"I Have Already Told You More Than 125% Of What I Know"
I first heard from a charming and honest statement years ago from a Stanford colleague who was being asked question after question about a case study he had done. He was providing us one compelling answer after another. But then he stopped himself in mid-sentence and said he refused to answer more questions because, as the headline says, "I have already told you more than 125% of what I know."
I think that those of us who are alleged to have expertise in certain topics can easily fall into this trap as we try to be helpful to others, and rather than stopping and realizing that we are beyond our expertise, we just keep saying more and more about things we know less and less about.
I was thinking of this comment this morning after I got yet another media inquiry to talk about swearing in the workplace, a topic I officially retired from talking about after my NPR interview on power players and profanity. I did devote time to reading research on swearing and such and did learn some interesting lessons from The No Asshole Rule (especially from all the great comments and emails). But after being pressed pretty hard by a reporter to do another interview, I realized it was time to turn back to topics I know more about, and I used the "125%" line to deliver the message.

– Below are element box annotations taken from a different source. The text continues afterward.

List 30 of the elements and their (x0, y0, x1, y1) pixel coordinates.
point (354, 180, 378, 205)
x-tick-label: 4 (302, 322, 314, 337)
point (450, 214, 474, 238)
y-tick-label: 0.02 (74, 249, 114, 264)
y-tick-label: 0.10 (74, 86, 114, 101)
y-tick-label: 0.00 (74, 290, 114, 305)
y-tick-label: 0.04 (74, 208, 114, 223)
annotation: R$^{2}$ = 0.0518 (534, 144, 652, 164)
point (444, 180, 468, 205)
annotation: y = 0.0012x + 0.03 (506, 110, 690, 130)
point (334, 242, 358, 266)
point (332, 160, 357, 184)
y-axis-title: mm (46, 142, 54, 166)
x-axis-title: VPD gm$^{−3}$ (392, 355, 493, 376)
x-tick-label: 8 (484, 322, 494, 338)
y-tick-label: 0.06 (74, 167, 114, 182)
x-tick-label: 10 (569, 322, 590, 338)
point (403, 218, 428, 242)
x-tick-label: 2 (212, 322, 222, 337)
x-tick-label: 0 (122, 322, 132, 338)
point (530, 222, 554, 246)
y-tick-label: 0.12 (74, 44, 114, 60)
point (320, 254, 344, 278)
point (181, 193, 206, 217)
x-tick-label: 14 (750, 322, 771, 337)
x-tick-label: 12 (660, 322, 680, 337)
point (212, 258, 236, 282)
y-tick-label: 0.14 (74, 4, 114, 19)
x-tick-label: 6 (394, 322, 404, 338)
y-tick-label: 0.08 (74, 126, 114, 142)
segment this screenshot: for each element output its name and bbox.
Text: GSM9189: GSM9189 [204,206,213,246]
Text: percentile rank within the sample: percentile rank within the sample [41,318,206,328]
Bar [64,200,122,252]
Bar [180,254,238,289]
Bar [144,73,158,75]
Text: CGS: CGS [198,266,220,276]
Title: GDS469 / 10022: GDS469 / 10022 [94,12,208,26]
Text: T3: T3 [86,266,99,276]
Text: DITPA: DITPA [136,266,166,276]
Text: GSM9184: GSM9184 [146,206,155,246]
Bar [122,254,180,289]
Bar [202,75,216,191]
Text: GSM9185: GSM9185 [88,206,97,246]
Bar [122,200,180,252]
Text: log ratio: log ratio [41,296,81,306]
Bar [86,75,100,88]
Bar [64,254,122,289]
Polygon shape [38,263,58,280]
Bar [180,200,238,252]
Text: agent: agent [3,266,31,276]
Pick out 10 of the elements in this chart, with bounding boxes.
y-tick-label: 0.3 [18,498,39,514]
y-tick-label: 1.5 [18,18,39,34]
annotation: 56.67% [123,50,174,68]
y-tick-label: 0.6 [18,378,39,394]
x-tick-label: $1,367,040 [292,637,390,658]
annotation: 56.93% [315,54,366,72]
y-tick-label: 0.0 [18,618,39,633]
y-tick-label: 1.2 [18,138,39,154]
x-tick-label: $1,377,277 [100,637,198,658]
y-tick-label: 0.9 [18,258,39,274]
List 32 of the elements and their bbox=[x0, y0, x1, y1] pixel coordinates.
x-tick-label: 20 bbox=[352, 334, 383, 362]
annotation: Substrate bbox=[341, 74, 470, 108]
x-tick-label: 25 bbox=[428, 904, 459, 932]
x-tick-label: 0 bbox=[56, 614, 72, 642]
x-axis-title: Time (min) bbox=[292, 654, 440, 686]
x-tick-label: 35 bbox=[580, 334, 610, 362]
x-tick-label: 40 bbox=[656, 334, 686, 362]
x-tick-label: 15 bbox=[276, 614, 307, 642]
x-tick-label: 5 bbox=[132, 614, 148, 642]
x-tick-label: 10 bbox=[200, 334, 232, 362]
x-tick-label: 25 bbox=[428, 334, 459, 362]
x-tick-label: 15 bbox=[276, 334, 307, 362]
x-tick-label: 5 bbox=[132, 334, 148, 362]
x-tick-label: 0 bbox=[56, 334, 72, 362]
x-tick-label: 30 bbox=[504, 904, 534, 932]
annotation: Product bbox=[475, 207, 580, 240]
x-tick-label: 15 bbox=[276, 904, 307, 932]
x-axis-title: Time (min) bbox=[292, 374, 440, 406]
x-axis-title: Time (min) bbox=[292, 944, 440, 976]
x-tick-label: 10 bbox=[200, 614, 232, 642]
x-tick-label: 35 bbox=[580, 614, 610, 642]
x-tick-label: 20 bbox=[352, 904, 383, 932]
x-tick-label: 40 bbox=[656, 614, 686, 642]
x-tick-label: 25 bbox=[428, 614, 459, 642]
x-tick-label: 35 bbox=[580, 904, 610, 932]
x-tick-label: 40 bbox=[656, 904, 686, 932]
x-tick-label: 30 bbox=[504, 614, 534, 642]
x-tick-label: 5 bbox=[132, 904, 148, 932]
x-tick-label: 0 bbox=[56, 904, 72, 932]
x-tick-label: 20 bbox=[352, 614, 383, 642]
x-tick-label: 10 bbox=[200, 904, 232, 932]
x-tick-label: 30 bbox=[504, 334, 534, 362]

I don't think it is always bad, by the way, to tell more than you know so long as you make clear that you are speculating or hypothesizing beyond the information you have. A lot of creativity happens that way, but when you do so, it is good to understand (and explain to others) that this the case. This isn't an easy thing to do, however, because we human beings often have excessive confidence in our knowledge and expertise ESPECIALLY about areas we are must ignorant about. Comforting, isn't it? The path to self-awareness is not easy for any of us humans.